After being forced onto the frontlines of the student debt crisis, cities like Boston remain uniquely poised to utilize cutting-edge research as they develop innovative policy solutions to alleviate the burden of student debt for their residents. But fortunately, you do not need to start from scratch. Cities across the country have already started this crucial work—New York, San Francisco, Philadelphia, and the District of Columbia have all harnessed research from their regional Federal Reserve Bank to inform how to best target limited resources for the broadest impact.
For example, last year, the San Francisco Office of Financial Empowerment partnered with the Federal Reserve Bank of San Francisco to study student debt disparities across the Bay Area. Their resulting report found a wide variance in student loan borrowing and balances and considerably higher delinquency and default in low-income communities and communities of color. Building on this foundational research, the SBPC is now helping San Francisco to identify “hot spots” where city intervention is most needed to reach vulnerable borrowers. Through this collaboration, we helped San Francisco estimate that nearly 300,000 Bay Area borrowers—linked to the specific neighborhoods in which they likely reside—would benefit from existing government programs to provide student debt relief but had failed to benefit from these protections to date. By targeting repayment resources at points in which at-risk borrowers are already engaging city programs, San Francisco will be able to leverage existing intervention channels to alleviate student debt distress.
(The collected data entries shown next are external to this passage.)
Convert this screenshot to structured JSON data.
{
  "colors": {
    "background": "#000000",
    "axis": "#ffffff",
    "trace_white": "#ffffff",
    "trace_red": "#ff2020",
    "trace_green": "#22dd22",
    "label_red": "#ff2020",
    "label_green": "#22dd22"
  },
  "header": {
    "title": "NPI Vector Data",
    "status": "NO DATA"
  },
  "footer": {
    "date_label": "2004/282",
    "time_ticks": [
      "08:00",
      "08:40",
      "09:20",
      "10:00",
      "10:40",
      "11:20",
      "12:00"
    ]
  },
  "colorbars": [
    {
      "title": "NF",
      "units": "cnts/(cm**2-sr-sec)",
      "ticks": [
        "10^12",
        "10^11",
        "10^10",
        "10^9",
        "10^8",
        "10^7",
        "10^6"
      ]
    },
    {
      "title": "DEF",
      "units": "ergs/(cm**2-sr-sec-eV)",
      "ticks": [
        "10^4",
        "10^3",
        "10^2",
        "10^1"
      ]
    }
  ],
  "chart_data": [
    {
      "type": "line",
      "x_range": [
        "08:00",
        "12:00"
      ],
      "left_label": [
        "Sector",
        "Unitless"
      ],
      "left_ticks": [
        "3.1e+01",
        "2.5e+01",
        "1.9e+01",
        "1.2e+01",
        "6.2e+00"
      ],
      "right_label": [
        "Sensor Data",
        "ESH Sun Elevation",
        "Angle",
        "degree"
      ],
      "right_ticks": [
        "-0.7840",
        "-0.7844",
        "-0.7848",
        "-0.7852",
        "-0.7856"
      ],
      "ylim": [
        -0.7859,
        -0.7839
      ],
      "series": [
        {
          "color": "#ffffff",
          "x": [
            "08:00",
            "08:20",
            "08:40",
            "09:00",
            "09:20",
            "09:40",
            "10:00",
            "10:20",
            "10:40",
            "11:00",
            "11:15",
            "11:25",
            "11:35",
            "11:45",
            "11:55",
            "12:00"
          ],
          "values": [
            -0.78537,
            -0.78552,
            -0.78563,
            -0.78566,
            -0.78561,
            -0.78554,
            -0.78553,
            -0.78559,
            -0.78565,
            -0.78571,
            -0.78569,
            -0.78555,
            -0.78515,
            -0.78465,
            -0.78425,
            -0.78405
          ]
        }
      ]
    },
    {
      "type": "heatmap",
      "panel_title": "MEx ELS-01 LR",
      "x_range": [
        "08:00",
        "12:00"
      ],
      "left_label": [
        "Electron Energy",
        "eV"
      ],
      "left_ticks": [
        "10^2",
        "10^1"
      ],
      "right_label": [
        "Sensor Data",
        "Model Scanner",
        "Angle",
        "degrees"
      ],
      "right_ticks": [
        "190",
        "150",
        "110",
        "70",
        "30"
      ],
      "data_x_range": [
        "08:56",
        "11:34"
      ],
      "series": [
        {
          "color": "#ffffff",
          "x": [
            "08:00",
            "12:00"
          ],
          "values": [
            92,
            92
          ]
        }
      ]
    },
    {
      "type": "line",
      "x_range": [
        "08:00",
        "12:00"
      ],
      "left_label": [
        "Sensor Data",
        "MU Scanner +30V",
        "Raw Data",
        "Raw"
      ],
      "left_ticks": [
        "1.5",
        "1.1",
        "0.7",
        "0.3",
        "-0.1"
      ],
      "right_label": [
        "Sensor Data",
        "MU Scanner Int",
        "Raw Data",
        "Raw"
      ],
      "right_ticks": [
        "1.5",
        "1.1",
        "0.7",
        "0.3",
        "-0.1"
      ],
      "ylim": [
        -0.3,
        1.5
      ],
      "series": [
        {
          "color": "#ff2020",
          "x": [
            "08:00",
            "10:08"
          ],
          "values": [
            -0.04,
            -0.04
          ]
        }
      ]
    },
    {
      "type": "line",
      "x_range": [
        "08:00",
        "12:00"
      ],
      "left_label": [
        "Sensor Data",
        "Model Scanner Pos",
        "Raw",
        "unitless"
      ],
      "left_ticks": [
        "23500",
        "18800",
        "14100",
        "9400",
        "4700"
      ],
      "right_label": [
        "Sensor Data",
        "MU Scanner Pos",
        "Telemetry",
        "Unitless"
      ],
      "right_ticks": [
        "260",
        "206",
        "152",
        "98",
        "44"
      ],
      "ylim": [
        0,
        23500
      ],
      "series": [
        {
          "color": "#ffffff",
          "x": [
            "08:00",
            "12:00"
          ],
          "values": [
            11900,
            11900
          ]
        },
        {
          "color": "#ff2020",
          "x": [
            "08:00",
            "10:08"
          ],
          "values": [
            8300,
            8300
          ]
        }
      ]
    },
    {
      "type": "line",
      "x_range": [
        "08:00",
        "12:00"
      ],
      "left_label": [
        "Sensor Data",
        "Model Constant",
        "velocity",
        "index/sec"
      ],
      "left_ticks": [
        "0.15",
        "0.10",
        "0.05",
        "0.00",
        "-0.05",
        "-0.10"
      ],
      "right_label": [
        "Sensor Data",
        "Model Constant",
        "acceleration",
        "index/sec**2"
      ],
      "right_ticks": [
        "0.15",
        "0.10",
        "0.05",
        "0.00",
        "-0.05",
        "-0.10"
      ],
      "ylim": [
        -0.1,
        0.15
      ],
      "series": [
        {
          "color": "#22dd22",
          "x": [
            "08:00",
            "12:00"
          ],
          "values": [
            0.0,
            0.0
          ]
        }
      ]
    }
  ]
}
Similar research would be invaluable for Boston. While older, existing data suggests that Boston has not been spared the disparities that are devastating so many Black and Latinx neighborhoods across the country, more granular research is needed to inform lasting, effective policy interventions. New data could allow you to identify key mechanisms for intervention to protect student loan borrowers, as well as empower researchers to better understand the unique ways that the effects of student loan debt play out on in the city—from business formation to homeownership.
And with that, I would like to end with this:
Millions of student loan borrowers, including hundreds of thousands right here in Boston, are suffering under the weight of a broken system. And their futures are often being decided by those who have not been forced to bear this burden. Those who never had to decide between groceries or a student loan payment. Those who never had to watch the American Dream move further and further away as they struggle to stay afloat.
That is why any meaningful solution to end the student debt crisis will require action at every level of government—including from the cities bearing witness to it every day. That is why your work here today is so important.
After the last economic crisis, recovery efforts had the ill-intended effect of further entrenching economic inequality. As you begin down the long road of pandemic recovery, you have an unprecedented opportunity to design a relief effort that goes beyond returning to the status quo—you can redefine the status quo. You can center communities that are all too often forced to the margins—many of those hit hardest by the pandemic.
Boston must take the critical step of exposing the true costs of student debt across its neighborhoods, and I urge the Committee to work towards the advancement of this research.